Direitos do Trabalhador

Entenda por que a cepa indiana pode mudar futuro do Auxílio Emergencial

O Governo do Estado do Maranhão confirmou nesta quinta-feira (20) a primeira infecção pela cepa indiana do coronavírus no Brasil. A notícia pegou muita gente de surpresa e preocupa os especialistas por uma série de razões. O país está em alerta.

Mas o que isso tem a ver com o Auxílio Emergencial? Acontece que a chegada de uma nova cepa está deixando a classe política muito apreensiva com o futuro dos trabalhadores no Brasil. É que a nova variante faz aumentar as chances de uma terceira onda de contaminação no país.

E uma terceira onda significa justamente mais fechamentos de atividades. Assim, vários trabalhadores informais seguiriam sem poder trabalhar em vários estados ao redor do país. Em resumo, seria mais um motivo para apostar na demora do retorno para a normalidade.

Se o país demorar a voltar para esse nível de normalidade, o Governo Federal não terá outra saída a não ser prorrogar o Auxílio Emergencial. Pelas regras atuais, o programa deverá fazer pagamentos até o próximo mês de julho. Isso porque são quatro ciclos de repasses.

No Congresso, uma ala dos políticos está pressionando o Governo do Presidente Jair Bolsonaro para aprovar o quanto antes uma prorrogação do benefício. De acordo com esses parlamentares, o ideal seria prorrogar esse programa até, pelo menos, o próximo mês de novembro.

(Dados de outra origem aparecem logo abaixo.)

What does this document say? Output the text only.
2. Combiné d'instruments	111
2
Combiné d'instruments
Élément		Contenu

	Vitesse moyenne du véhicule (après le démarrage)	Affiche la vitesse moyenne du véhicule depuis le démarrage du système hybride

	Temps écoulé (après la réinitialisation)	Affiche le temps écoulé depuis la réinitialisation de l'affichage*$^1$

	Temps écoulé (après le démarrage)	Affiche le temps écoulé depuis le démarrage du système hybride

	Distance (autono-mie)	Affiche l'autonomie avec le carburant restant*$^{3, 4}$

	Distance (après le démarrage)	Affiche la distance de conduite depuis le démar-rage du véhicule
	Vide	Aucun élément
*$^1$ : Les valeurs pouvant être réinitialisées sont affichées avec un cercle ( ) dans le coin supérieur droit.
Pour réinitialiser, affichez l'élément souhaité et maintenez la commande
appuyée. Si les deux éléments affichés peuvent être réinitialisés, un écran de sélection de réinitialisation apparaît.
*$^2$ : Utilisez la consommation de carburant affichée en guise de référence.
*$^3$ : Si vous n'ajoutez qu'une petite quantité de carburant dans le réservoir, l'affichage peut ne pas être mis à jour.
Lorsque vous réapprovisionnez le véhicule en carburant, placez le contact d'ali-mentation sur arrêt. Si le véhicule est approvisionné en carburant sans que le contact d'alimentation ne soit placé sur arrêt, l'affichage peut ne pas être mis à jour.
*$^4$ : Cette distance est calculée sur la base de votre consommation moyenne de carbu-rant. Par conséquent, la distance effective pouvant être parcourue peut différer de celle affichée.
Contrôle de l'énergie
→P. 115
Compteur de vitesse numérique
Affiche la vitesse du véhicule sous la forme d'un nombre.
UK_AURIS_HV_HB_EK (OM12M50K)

O Ministro da Economia, Paulo Guedes, vem dizendo em entrevistas que é possível prorrogar o programa. Principalmente porque aparentemente vai sobrar dinheiro dos pagamentos deste ano. No entanto, ele não confirma oficialmente se vai prorrogar ou não.

Cepa x Auxílio

No final do ano passado, o Ministro Paulo Guedes garantiu que as coisas estariam melhores no início deste ano. Aliás, foi justamente isso que fez com que o Governo decidisse não fazer mais os pagamentos do Auxílio Emergencial neste ano de 2021.

E foi justamente isso o que aconteceu. Entre os meses de janeiro e março, o Governo interrompeu os pagamentos do programa. Neste meio tempo, o Presidente Jair Bolsonaro e o próprio Guedes davam inúmeras entrevistas afirmando que o Governo não retomaria os pagamentos de jeito nenhum.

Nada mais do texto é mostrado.